Menghadapi Badai Batin: Perjalanan Tari dalam Bolehkah Sekali Saja Kumenangis
Setiap orang berharap memiliki rumah yang damai, tempat berlindung dari kerasnya dunia. Namun, bagi Tari, yang diperankan apik oleh Prilly Latuconsina, rumah justru menjadi sumber luka yang pelik. Ia harus berhadapan langsung dengan kenyataan pahit akibat sifat temperamen sang ayah yang menyisakan trauma mendalam, tak hanya baginya, tetapi juga bagi kakaknya. Goresan luka itu begitu menganga hingga sang kakak memutuskan mengambil jalan yang berat: pergi meninggalkan rumah demi ketenangan batin yang tak lagi didapat di sana.
Pilihan Tari berbeda.

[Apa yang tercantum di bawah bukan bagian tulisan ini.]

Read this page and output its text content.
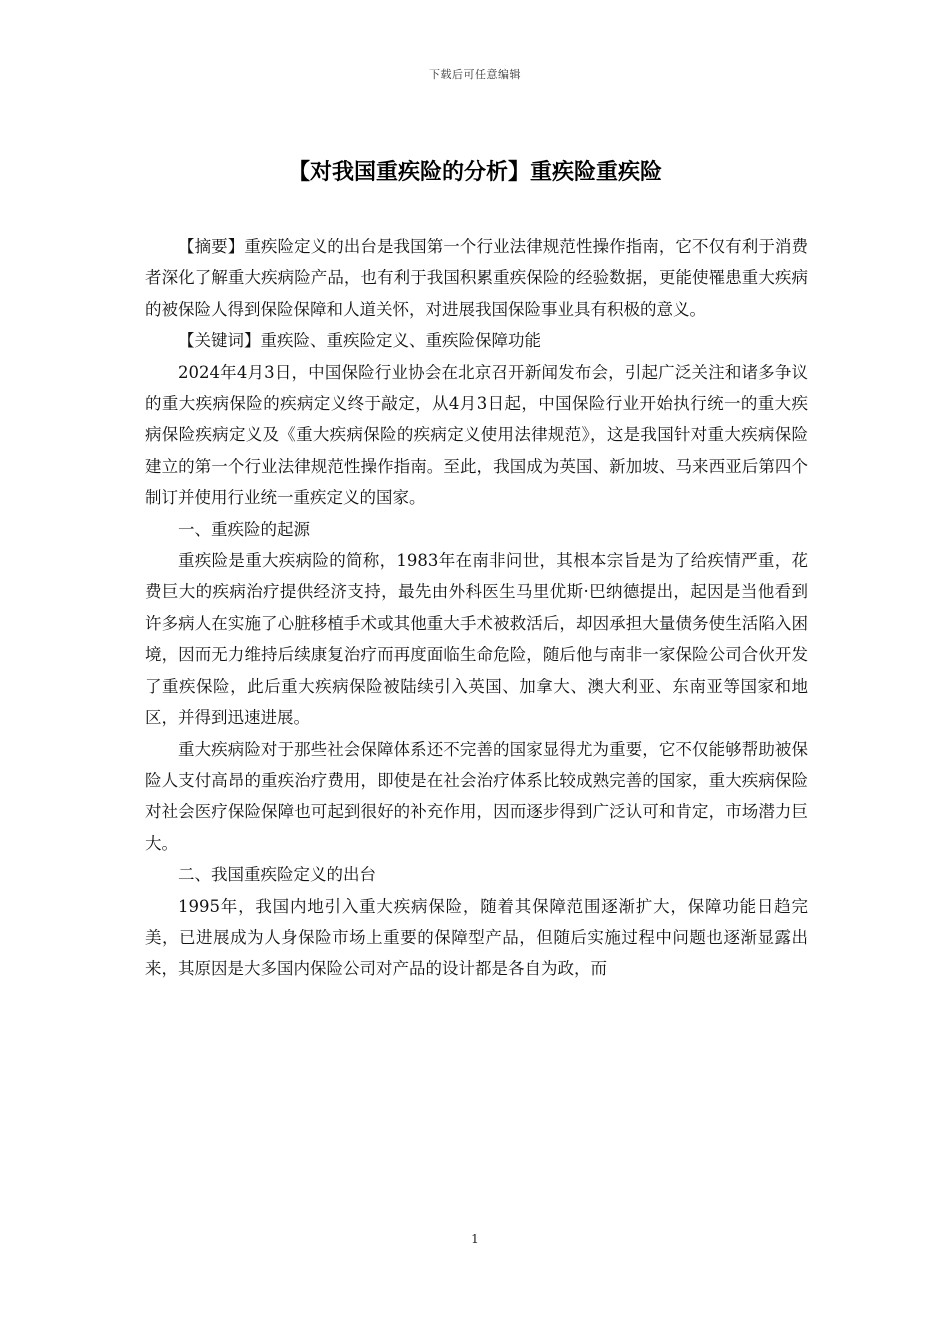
下载后可任意编辑
【对我国重疾险的分析】重疾险重疾险

【摘要】重疾险定义的出台是我国第一个行业法律规范性操作指南，它不仅有利于消费者深化了解重大疾病险产品，也有利于我国积累重疾保险的经验数据，更能使罹患重大疾病的被保险人得到保险保障和人道关怀，对进展我国保险事业具有积极的意义。

【关键词】重疾险、重疾险定义、重疾险保障功能

2024年4月3日，中国保险行业协会在北京召开新闻发布会，引起广泛关注和诸多争议的重大疾病保险的疾病定义终于敲定，从4月3日起，中国保险行业开始执行统一的重大疾病保险疾病定义及《重大疾病保险的疾病定义使用法律规范》，这是我国针对重大疾病保险建立的第一个行业法律规范性操作指南。至此，我国成为英国、新加坡、马来西亚后第四个制订并使用行业统一重疾定义的国家。

一、重疾险的起源

重疾险是重大疾病险的简称，1983年在南非问世，其根本宗旨是为了给疾情严重，花费巨大的疾病治疗提供经济支持，最先由外科医生马里优斯·巴纳德提出，起因是当他看到许多病人在实施了心脏移植手术或其他重大手术被救活后，却因承担大量债务使生活陷入困境，因而无力维持后续康复治疗而再度面临生命危险，随后他与南非一家保险公司合伙开发了重疾保险，此后重大疾病保险被陆续引入英国、加拿大、澳大利亚、东南亚等国家和地区，并得到迅速进展。

重大疾病险对于那些社会保障体系还不完善的国家显得尤为重要，它不仅能够帮助被保险人支付高昂的重疾治疗费用，即使是在社会治疗体系比较成熟完善的国家，重大疾病保险对社会医疗保险保障也可起到很好的补充作用，因而逐步得到广泛认可和肯定，市场潜力巨大。

二、我国重疾险定义的出台

1995年，我国内地引入重大疾病保险，随着其保障范围逐渐扩大，保障功能日趋完美，已进展成为人身保险市场上重要的保障型产品，但随后实施过程中问题也逐渐显露出来，其原因是大多国内保险公司对产品的设计都是各自为政，而

1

Di tengah badai yang berkecamuk di rumahnya, ia memilih bertahan. Bukan tanpa alasan, keputusannya dilandasi keinginan kuat untuk melindungi sang ibu, sosok yang juga menjadi sasaran amarah ayahnya. Pilihan ini menuntut pengorbanan besar; Tari harus menahan, bahkan memendam semua rasa sakit dan ketakutan sendirian. Ia berusaha keras menampilkan diri sebagai pribadi yang kuat, tegar menghadapi segalanya, seolah air mata adalah sebuah kelemahan yang harus disembunyikan. Tari mencoba menahan tangisnya, menutupi luka batin yang perlahan namun pasti menggerogoti pertahanan dirinya dari dalam.
Namun, beban yang dipikul sendirian terlalu berat. Perlahan, dinding kekuatan yang ia bangun mulai runtuh. Di tengah titik ringkih itulah, Tari menemukan secercah harapan melalui sebuah perkumpulan bernama “Support Grup”. Ruang ini menjadi wadah bagi mereka yang memiliki masalah serupa, tempat untuk saling berbagi, menguatkan, dan mendukung tanpa penghakiman.
Di dalam support grup inilah, Tari bertemu dengan Baskara, yang dibawakan oleh Dikta Wicaksono. Baskara, seperti Tari, juga membawa luka dan traumanya sendiri. Pertemuan ini membuka jalan baru bagi keduanya. Dalam kebersamaan, di tengah validasi dan pengertian yang didapat dari mereka yang mengalami hal serupa, Tari dan Baskara menemukan kekuatan pada diri masing-masing dan pada satu sama lain. Mereka saling mencoba membantu untuk bangkit, mengurai benang kusut luka batin yang selama ini membelenggu. Kisah perjuangan Tari dalam mencari kedamaian dan penyembuhan ini menjadi inti dari narasi emosional dalam film berjudul Bolehkah Sekali Saja Kumenangis.